Trentuno fusti da 200 litri con la scritta Telone e 70 da 50 litri di Didiclor, liquidi tossici e pericolosi abbandonati tra serre di pomodori e carote; e poi 107 braccianti assoldati con un appalto che potrebbe essere illecito e persino un caporale che avrebbe preteso denaro per assicurare il lavoro. Un lavoro pagato appena 3 euro l’ora. Ogni giorno dall’alba al tramonto i braccianti indiani stanno piegati sui campi, sotto ricatto, costretti a vivere in condizioni disumane a pochi metri dalle ville di Sabaudia, seminando e raccogliendo la frutta e la verdura che arriveranno sulle nostre tavole.

E’ questo il quadro di assenza di diritti e dignità che emerge dai lavori della Commissione parlamentare d'inchiesta sugli infortuni sul lavoro dopo la prima ispezione compiuta, proprio lo scorso maggio, nei 150 ettari di coltivazioni della ‘Centro Lazio’, una cooperativa che si presentava come attenta a “curare la qualità della produzione e della distribuzione”. 

«Abbiamo ascoltato alcuni lavoratori retribuiti un terzo di quanto preveda il contratto di lavoro provinciale a fronte di un terzo di ore lavorate in più, sottoposti a violenze fisiche e continue intimidazioni.
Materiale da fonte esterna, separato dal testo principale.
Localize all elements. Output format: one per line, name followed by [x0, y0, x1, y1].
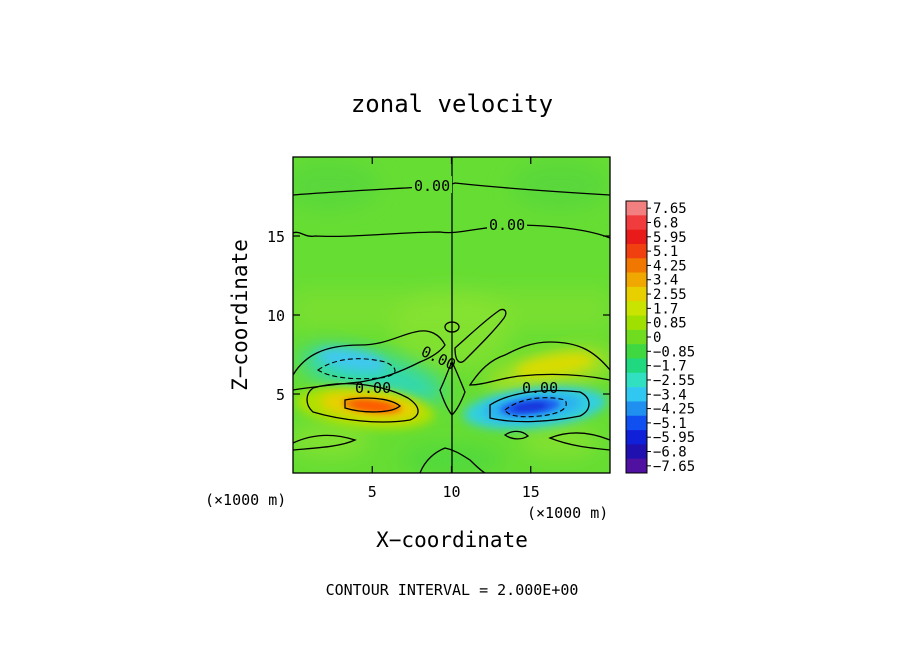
contour-lines — [293, 157, 610, 473]
contour-left-jet-core — [344, 397, 402, 413]
left-anomalies — [295, 346, 445, 430]
colorbar-swatch-14 — [626, 401, 647, 417]
contour-left-wing — [293, 330, 446, 391]
contour-left-jet — [306, 383, 419, 423]
colorbar-label-15: −5.1 — [653, 416, 687, 432]
x-tick-label-1: 10 — [442, 483, 460, 501]
y-tick-label-1: 10 — [267, 307, 285, 325]
contour-lower-left — [293, 434, 357, 451]
contour-neg-left — [317, 358, 396, 380]
x-axis-label: X−coordinate — [376, 528, 528, 552]
colorbar-swatch-7 — [626, 301, 647, 316]
colorbar-label-6: 2.55 — [653, 287, 687, 303]
colorbar-label-8: 0.85 — [653, 316, 687, 332]
colorbar-swatch-12 — [626, 372, 647, 388]
colorbar-label-12: −2.55 — [653, 373, 695, 389]
colorbar-label-17: −6.8 — [653, 445, 687, 461]
colorbar-swatch-16 — [626, 430, 647, 445]
colorbar-swatch-11 — [626, 358, 647, 374]
y-axis-label: Z−coordinate — [228, 239, 252, 391]
neg-band-left-inner — [317, 348, 387, 372]
chart-title: zonal velocity — [351, 90, 553, 118]
contour-right-jet — [489, 389, 590, 423]
colorbar-swatch-13 — [626, 387, 647, 402]
colorbar-label-7: 1.7 — [653, 301, 678, 317]
colorbar-swatch-3 — [626, 243, 647, 259]
colorbar-swatch-0 — [626, 201, 647, 216]
colorbar-label-4: 4.25 — [653, 258, 687, 274]
colorbar-swatch-2 — [626, 229, 647, 245]
colorbar-label-5: 3.4 — [653, 273, 678, 289]
dashed-contours — [317, 358, 567, 418]
y-axis-ticks: 5 10 15 — [267, 228, 610, 404]
colorbar-swatch-10 — [626, 344, 647, 359]
y-tick-label-0: 5 — [276, 386, 285, 404]
contour-label-left: 0.00 — [355, 379, 391, 397]
colorbar-swatch-8 — [626, 315, 647, 331]
contour-label-top: 0.00 — [414, 177, 450, 195]
colorbar-label-13: −3.4 — [653, 387, 687, 403]
neg-jet-right-peak — [512, 402, 548, 412]
colorbar-label-0: 7.65 — [653, 201, 687, 217]
y-tick-label-2: 15 — [267, 228, 285, 246]
field-shading — [293, 160, 610, 473]
colorbar-label-9: 0 — [653, 330, 661, 346]
colorbar-swatch-4 — [626, 258, 647, 273]
colorbar-swatch-6 — [626, 286, 647, 302]
colorbar-label-10: −0.85 — [653, 344, 695, 360]
x-axis-ticks: 5 10 15 — [368, 157, 540, 501]
pos-jet-left-peak — [352, 401, 392, 411]
x-unit-label: (×1000 m) — [527, 504, 608, 522]
contour-center-blob — [444, 321, 460, 333]
contour-zero-upper — [293, 224, 610, 239]
colorbar-label-18: −7.65 — [653, 459, 695, 475]
contour-neg-right — [504, 397, 567, 418]
colorbar-swatch-18 — [626, 458, 647, 474]
colorbar-label-3: 5.1 — [653, 244, 678, 260]
right-anomalies — [463, 348, 610, 430]
plot-area: 0.00 0.00 0.00 0.00 0.00 — [293, 157, 610, 473]
pos-band-right-inner — [515, 352, 595, 378]
contour-center-stem — [439, 360, 466, 416]
colorbar-swatch-1 — [626, 215, 647, 230]
colorbar-label-11: −1.7 — [653, 359, 687, 375]
colorbar-label-16: −5.95 — [653, 430, 695, 446]
y-unit-label: (×1000 m) — [205, 491, 286, 509]
colorbar-label-14: −4.25 — [653, 402, 695, 418]
x-tick-label-2: 15 — [522, 483, 540, 501]
colorbar: 7.656.85.955.14.253.42.551.70.850−0.85−1… — [625, 200, 695, 475]
colorbar-swatch-15 — [626, 415, 647, 431]
colorbar-swatch-5 — [626, 272, 647, 288]
colorbar-label-1: 6.8 — [653, 215, 678, 231]
contour-center-vee — [454, 308, 507, 363]
colorbar-swatch-17 — [626, 444, 647, 459]
colorbar-label-2: 5.95 — [653, 230, 687, 246]
contour-right-wing — [468, 341, 610, 386]
contour-label-upper: 0.00 — [489, 216, 525, 234]
x-tick-label-0: 5 — [368, 483, 377, 501]
contour-interval-text: CONTOUR INTERVAL = 2.000E+00 — [326, 581, 579, 599]
contour-label-right: 0.00 — [522, 379, 558, 397]
contour-bottom-small — [503, 430, 530, 440]
contour-bottom — [419, 447, 486, 473]
colorbar-swatch-9 — [626, 329, 647, 345]
contour-lower-right — [548, 432, 610, 451]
Manca ogni tipo di formazione e informazione sanitaria, le condizioni di sicurezza sono inesistenti», denuncia la presidente della Commissione, Camilla Fabbri.

La ‘Centro Lazio’, con un fatturato nel 2014 di 14 milioni di euro e negli ultimi tre anni ben un milione e 440mila euro di fondi agricoli europei, avrà molto da chiarire all’Autorità Giudiziaria. A partire dalla presenza di quei fusti tossici. Perché erano lì? Per cosa venivano impiegati? Così come dovrà spiegare perché 107 lavoratori figurano come dipendenti della Evolution Services, una srl con la sede legale a Napoli e quella operativa proprio all’interno della ‘Centro Lazio’. «Manca il documento di valutazione del rischio interferenziale in ordine ad eventuali contratti di appalto ed è un fatto particolarmente grave. Il sospetto è che si tratti di intermediazione illecita di manodopera”, spiega la presidente della Commissione.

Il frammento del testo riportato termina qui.